Andra Wisnu, THE JAKARTA POST, JAKARTA

Despite an overall decline in Jakarta’s property market since the global financial crisis hit, property analysts are confident the real estate sector will continue to grow.

According to 2009 first quarter analyst reports, the real estate market in the city should continue to attract buyers and developers will carry on building malls and apartments.

“There are new plazas in Slipi and Kebon Jeruk [both in West Jakarta], and they’re both getting tenants. This shows there is always a demand for space in the city,” said Handa Sulaiman, executive partner at PT Property Indonesia, recently.

Reports state the city’s office, retail and residential markets have been affected by the global financial crisis one way or another.

Between January and March this year, office space vacancy in the central business district - such as Jl. Sudirman - decreased to 19.5 percent, leaving around 732,000 square meters of vacant office space, according to a report from real estate firm Jones Lang LaSalle.

Procon, another real estate firm, recorded a slight drop in the leasing of office space, from 27,900 square meters in the previous quarter to 26,800 square meters in the first quarter of 2009.

The reports differed slightly on overall sale rates for Jakarta’s condominiums, with Jones Lang LaSalle recording a small increase from 54 percent in the previous quarter to 56 percent this quarter, while Procon reported a 2 percent decrease from 57 percent last quarter to 55 percent this quarter.

For retail space, Procon recorded a 3.3 percent decrease in occupancy rate from 88.1 percent in last year’s fourth quarter to 84.8 percent in this year’s first quarter.

The decline in occupancy rate was not surprising though, according to Procon Director of Research and Consultancy Utami Prastiana, as occupancy rate in malls have continued to decline within the past five quarters due to the crisis crippling purchasing power.

“Food and beverages are, by far, the only sectors upholding the tenancy rate of malls and shopping centers,” she said.

Despite the slowdown, analysts said Jakarta’s property market had weathered the crisis fairly well and numbers should rebound.

“Sales should go up again in the next quarter because there are only 800 residential launchs in the next four months,” Utami said. “Banks have also been keeping housing interest rates steady between 12 and 14 percent, some are even reducing their rates since the central bank rate cut.”

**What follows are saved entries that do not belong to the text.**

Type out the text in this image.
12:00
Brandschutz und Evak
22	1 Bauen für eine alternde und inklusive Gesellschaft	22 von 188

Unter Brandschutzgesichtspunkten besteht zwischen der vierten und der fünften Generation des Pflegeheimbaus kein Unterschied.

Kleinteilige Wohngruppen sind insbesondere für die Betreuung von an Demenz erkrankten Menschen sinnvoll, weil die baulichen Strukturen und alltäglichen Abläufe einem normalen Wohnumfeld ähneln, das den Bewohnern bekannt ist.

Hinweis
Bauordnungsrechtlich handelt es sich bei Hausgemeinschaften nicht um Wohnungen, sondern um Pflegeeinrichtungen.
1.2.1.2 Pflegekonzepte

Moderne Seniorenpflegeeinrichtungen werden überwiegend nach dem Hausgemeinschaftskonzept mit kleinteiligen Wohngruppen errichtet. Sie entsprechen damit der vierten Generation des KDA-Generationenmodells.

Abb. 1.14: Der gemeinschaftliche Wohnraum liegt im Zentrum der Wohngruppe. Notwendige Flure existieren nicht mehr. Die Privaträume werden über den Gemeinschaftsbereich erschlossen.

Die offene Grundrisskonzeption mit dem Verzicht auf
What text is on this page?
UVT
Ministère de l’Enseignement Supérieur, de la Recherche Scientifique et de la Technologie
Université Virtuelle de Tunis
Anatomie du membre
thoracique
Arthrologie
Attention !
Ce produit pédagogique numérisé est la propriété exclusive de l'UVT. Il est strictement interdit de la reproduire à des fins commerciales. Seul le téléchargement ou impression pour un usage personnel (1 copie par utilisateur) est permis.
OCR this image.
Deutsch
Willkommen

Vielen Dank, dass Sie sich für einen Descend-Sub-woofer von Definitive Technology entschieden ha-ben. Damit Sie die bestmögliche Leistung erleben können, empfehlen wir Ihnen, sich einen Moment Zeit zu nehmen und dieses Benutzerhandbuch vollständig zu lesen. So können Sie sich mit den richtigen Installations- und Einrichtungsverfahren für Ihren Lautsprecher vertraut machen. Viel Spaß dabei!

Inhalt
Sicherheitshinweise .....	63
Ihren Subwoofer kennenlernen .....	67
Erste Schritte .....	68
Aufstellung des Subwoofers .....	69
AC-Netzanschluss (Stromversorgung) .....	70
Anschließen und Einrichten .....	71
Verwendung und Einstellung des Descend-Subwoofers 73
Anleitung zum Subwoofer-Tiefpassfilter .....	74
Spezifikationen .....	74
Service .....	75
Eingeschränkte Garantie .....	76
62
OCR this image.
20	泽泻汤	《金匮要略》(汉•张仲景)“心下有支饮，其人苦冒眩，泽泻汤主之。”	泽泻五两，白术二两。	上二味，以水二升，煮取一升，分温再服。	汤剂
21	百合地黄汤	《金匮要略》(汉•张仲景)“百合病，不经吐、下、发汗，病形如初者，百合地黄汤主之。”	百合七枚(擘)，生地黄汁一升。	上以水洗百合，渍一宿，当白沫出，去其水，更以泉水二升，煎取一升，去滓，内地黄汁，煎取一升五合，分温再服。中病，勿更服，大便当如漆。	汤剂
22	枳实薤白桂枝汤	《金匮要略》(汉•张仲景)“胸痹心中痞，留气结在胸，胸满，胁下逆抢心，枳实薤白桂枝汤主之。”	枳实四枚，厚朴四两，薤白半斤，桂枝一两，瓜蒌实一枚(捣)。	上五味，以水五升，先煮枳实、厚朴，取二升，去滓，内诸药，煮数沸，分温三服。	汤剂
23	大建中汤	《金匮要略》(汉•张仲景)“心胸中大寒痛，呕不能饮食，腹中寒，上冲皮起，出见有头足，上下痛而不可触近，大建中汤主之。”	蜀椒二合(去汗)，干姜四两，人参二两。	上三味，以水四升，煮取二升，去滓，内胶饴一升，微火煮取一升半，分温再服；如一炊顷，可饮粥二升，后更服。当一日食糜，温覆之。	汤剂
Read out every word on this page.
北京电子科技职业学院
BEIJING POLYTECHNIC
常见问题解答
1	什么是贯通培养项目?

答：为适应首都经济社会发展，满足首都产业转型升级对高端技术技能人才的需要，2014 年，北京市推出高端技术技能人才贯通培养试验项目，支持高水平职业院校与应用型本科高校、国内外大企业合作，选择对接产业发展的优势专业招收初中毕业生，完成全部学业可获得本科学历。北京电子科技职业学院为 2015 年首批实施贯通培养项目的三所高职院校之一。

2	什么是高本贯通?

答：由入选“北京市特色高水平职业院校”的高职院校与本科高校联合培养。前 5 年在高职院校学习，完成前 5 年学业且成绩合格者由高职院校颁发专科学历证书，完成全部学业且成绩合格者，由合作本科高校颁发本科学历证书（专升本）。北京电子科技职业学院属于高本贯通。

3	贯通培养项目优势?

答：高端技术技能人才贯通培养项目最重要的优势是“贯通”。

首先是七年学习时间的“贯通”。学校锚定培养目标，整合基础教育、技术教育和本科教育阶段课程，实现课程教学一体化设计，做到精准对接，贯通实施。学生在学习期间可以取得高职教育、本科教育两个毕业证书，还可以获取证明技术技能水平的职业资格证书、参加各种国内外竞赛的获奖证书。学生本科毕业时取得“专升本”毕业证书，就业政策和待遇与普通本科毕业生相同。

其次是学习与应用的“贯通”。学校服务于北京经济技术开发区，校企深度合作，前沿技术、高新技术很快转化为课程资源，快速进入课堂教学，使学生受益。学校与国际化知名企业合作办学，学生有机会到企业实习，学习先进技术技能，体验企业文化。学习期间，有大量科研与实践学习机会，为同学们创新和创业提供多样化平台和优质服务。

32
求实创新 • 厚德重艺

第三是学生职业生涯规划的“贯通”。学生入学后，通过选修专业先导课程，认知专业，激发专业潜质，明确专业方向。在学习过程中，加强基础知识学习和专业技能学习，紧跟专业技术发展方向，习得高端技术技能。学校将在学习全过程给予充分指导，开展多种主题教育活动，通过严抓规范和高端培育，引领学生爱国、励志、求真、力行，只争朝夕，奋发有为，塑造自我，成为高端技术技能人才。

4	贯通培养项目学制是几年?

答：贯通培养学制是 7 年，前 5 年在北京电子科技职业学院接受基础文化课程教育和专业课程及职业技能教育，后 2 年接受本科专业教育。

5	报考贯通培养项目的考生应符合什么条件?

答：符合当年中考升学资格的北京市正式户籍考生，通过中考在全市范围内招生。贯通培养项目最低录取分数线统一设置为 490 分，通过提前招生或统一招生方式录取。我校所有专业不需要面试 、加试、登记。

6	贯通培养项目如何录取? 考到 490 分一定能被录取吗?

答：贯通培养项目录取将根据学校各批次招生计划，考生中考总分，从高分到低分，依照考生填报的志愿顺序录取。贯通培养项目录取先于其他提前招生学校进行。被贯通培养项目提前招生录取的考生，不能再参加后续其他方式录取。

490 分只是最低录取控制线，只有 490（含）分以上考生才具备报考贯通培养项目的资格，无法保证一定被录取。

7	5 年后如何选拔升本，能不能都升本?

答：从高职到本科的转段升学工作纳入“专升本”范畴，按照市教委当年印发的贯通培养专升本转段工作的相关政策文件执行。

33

Indra W. Antono, Director of Marketing at Agung Podomoro Group one of the biggest developers in the city, shared the same optimism.

“It’s been stable so far. Sales of our Rp 200 million (US$18,600) apartments went up by 7 percent in the first quarter,” Indra said.

“We expect more sales as the political climate in Indonesia stabilizes,” he added.

Indeed, if the rate of development is any indication of future trends, Jakarta is expected to have 4 million square miles of mall and trade center spaces by the end of 2011.

“Right now we are will concentrate on finishing our projects. This year we plan to finish five expansion projects,” Indra said.